А через два дня узнал. Из «Советского спорта». О том, что она погибла. В автокатастрофе. В тот самый вечер.
И тогда он сразу поехал к ней домой. Он давно уже знал ее адрес. Он вообще знал про нее все. После расследования, проведенного им с этой безумной любовной целью, он бы, наверно, мог работать в частном сыскном агентстве. Только зачем теперь все это?
Он постоял некоторое время на заснеженном берегу Москвы-реки, где стоял уже не раз и не два, глядя на ее дом, обычный высокий панельный дом, облицованный белой плиткой, потом вошел, поднялся на седьмой этаж и позвонил в квартиру. Дверь открыл ее отец.
— Простите, — сказал юноша и потупил глаза.
— Ты к ней? — спросил отец.
— Да, — сказал юноша.
— Проходи.
Отец провел его на кухню, достал из холодильника бутылку водки и налил юноше полный стакан. Потом налил себе.
— Ты давно ее знал? — спросил отец.
— Очень давно. Я любил ее.
— Выпьем, — сказал отец. И они выпили.
— Как она погибла? — спросил юноша, помолчав.
— Ее повез домой какой-то пьяный матрос. И они врезались в грузовик с солдатами.
— Бред, — поежился юноша. — Почему матрос? Почему с солдатами? У нас что, семнадцатый год?
Отец ответил очень коротко. Он согласился:
— Бред.
Потом были похороны.
В тот день с утра и до поздней ночи падал снег. Падал и падал. Уже позднее юноше казалось, что там, на похоронах, не было никого — только он, она и этот безумный снег, от которого все вокруг становилось белым. Как у Арсения Тарковского: «…белый, белый день…»
А на самом деле народу там было — прорва: ребята из сборной СССР, в своих красных олимпийских куртках с капюшонами, заваленные снегом, похожие на ватагу сошедших с ума и ошибшихся адресом санта-клаусов; большая группа солидных угрюмых военных, по запорошенным шинелям которых невозможно было определить не только их звания, но и род войск; наконец, какая-то немыслимая толпа черно-белых молчаливых фигур, протекавшая мимо, колыхавшаяся, таявшая…
И он вдруг понял раз и навсегда, что нет на свете ничего страшнее, чем слабость, нерешительность и глупость.
Ведь, слабый, нерешительный и глупый, он стал убийцею. Он знал наверняка, что это так, но никому ни слова.
Он не хотел, чтобы его разубеждали из жалости… Прошло тринадцать лет.
Он по-прежнему жив и по-прежнему считает себя убийцей. И, наверное, все также, по-мальчишечьи беззаветно любит ее. Любит сильнее, чем живых. Ведь мертвые вне конкуренции.
В пачке, лежавшей на столике, не оказалось больше сигарет, и я поднялся, чтобы взять новую. Потом вспомнил, что в «бардачке» еще оставался «Парламент», и принес его, включив по дороге радио.
В умирающем костре потрескивали поленья, ветер в березах зашумел сильнее, из облаков показался мутный, непроспавшийся глаз зеленоватой луны.
Татьяна сидела, поставив локти на столик и уперев лоб в ладони. Я опять не понимал, что с ней.
— Будет дождь, — начал я с нейтральной темы. Она даже не шевельнулась.
— Извини, что я рассказал такую грустную историю.
— Да что ты, — сказала она, не поднимая головы. — За что извиняться? Просто я не понимаю, как ты жил с этим тринадцать лет. Кошмар! — Она еще помолчала. — Когда-нибудь я расскажу тебе другую историю про Машку. Только не сейчас, ладно?
— Про какую Машку? — вырвалось у меня.
— Про Машку Чистякову.

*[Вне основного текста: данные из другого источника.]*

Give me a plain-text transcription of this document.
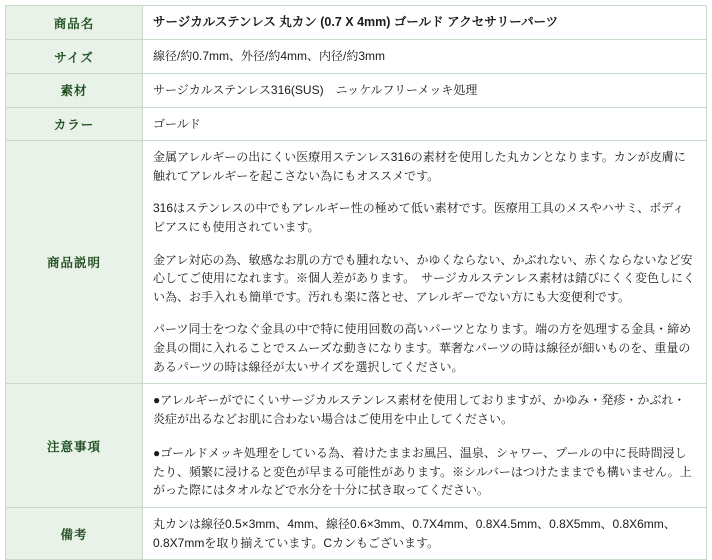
商品名	サージカルステンレス 丸カン (0.7 X 4mm) ゴールド アクセサリーパーツ
サイズ	線径/約0.7mm、外径/約4mm、内径/約3mm
素材	サージカルステンレス316(SUS)　ニッケルフリーメッキ処理
カラー	ゴールド
商品説明	金属アレルギーの出にくい医療用ステンレス316の素材を使用した丸カンとなります。カンが皮膚に触れてアレルギーを起こさない為にもオススメです。

316はステンレスの中でもアレルギー性の極めて低い素材です。医療用工具のメスやハサミ、ボディピアスにも使用されています。

金アレ対応の為、敏感なお肌の方でも腫れない、かゆくならない、かぶれない、赤くならないなど安心してご使用になれます。※個人差があります。　サージカルステンレス素材は錆びにくく変色しにくい為、お手入れも簡単です。汚れも楽に落とせ、アレルギーでない方にも大変便利です。

パーツ同士をつなぐ金具の中で特に使用回数の高いパーツとなります。端の方を処理する金具・締め金具の間に入れることでスムーズな動きになります。華奢なパーツの時は線径が細いものを、重量のあるパーツの時は線径が太いサイズを選択してください。

注意事項	●アレルギーがでにくいサージカルステンレス素材を使用しておりますが、かゆみ・発疹・かぶれ・炎症が出るなどお肌に合わない場合はご使用を中止してください。

●ゴールドメッキ処理をしている為、着けたままお風呂、温泉、シャワー、プールの中に長時間浸したり、頻繁に浸けると変色が早まる可能性があります。※シルバーはつけたままでも構いません。上がった際にはタオルなどで水分を十分に拭き取ってください。

備考	丸カンは線径0.5×3mm、4mm、線径0.6×3mm、0.7X4mm、0.8X4.5mm、0.8X5mm、0.8X6mm、0.8X7mmを取り揃えています。Cカンもございます。
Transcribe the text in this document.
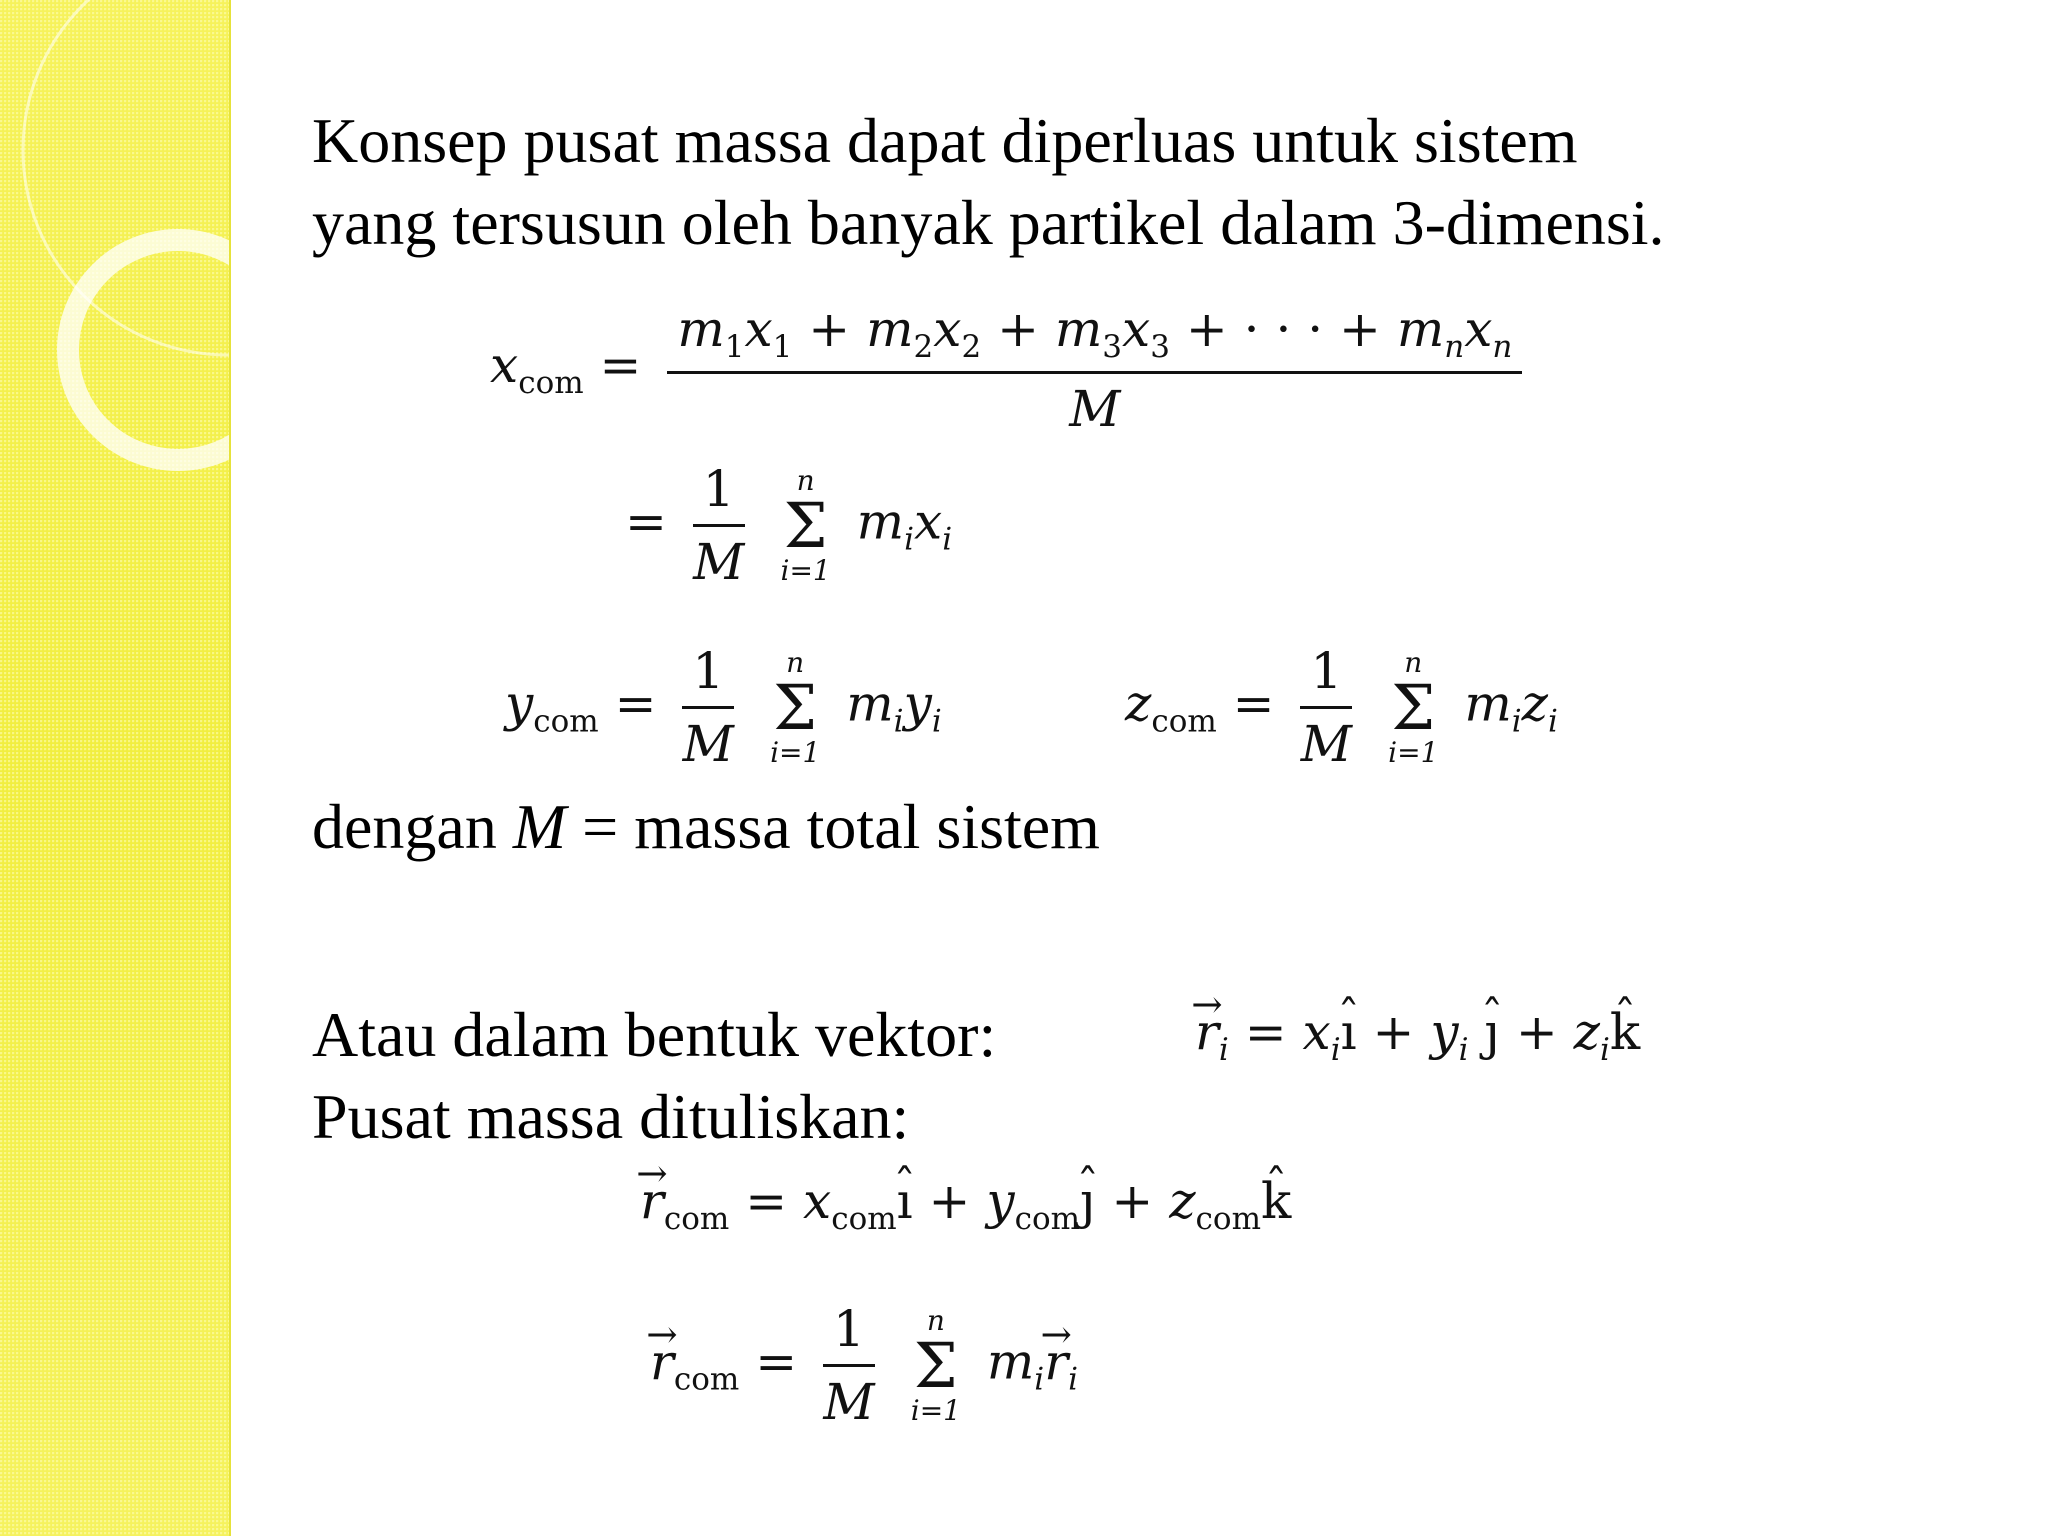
Konsep pusat massa dapat diperluas untuk sistem
yang tersusun oleh banyak partikel dalam 3-dimensi.
$x_{com} = \frac{m_1x_1 + m_2x_2 + m_3x_3 + \cdot \cdot \cdot + m_nx_n}{M}$
= $\frac{1}{M}$
n
Σ
i=1
$m_ix_i$
$y_{com} = \frac{1}{M}$
n
Σ
i=1
$m_iy_i$	$z_{com} = \frac{1}{M}$
n
Σ
i=1
$m_iz_i$
dengan M = massa total sistem
Atau dalam bentuk vektor:	→ $r_i$ = $x_iˆ$ ı + $y_i$ ˆ ȷ + $z_iˆ$ k
Pusat massa dituliskan:
→ $r_{com}$ = $x_{com}ˆ$ ı + $y_{com}ˆ$ ȷ + $z_{com}ˆ$ k
→ $r_{com} = \frac{1}{M}$
n
Σ
i=1
$m_i\to r_i$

Ты мне, конечно, не поверишь — тут надо все подробно рассказывать, — но я таки скажу. Скажу. Ты не убийца. Постарайся просто поверить мне. Я потом все тебе объясню. Ладно? И как ты жил с этим тринадцать лет?..
Она по-прежнему говорила, не поднимая головы. И я вдруг понял и чуть не закричал, захлебываясь от непонятной мешанины всех чувств сразу:
— Да ты… Откуда?.. Неужели?!. Да ты же… И она вскинула на меня глаза.

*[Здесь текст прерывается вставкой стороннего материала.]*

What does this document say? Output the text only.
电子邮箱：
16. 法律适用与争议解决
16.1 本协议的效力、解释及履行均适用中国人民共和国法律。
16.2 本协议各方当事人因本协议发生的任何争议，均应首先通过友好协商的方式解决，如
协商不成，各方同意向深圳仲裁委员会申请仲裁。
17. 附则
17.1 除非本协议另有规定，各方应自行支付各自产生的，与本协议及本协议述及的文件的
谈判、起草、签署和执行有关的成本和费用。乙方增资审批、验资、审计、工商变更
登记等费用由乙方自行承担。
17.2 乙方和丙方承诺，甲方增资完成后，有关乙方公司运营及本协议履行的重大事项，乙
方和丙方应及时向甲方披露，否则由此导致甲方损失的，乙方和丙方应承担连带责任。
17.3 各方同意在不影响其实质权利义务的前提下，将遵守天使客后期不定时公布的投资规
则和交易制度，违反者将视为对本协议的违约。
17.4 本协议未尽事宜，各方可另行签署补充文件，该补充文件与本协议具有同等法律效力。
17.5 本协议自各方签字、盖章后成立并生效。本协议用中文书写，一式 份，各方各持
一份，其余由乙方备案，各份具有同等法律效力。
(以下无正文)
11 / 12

— Да, я очень похожа на Татьяну Лозову. Очень похожа. Правда, на Татьяну Лозову тринадцать лет спустя! Паспорт показать? Или тебя устроит только пропуск в ЦСКА восемьдесят второго года? Дурачок ты мой!.. Ну ладно, хватит.
Она резко встала и одним изящным движением сбросила с плеч голубую джинсовую жилетку. А потом медленно, томно изгибаясь и покачивая бедрами в такт тихой музыке, сняла футболку.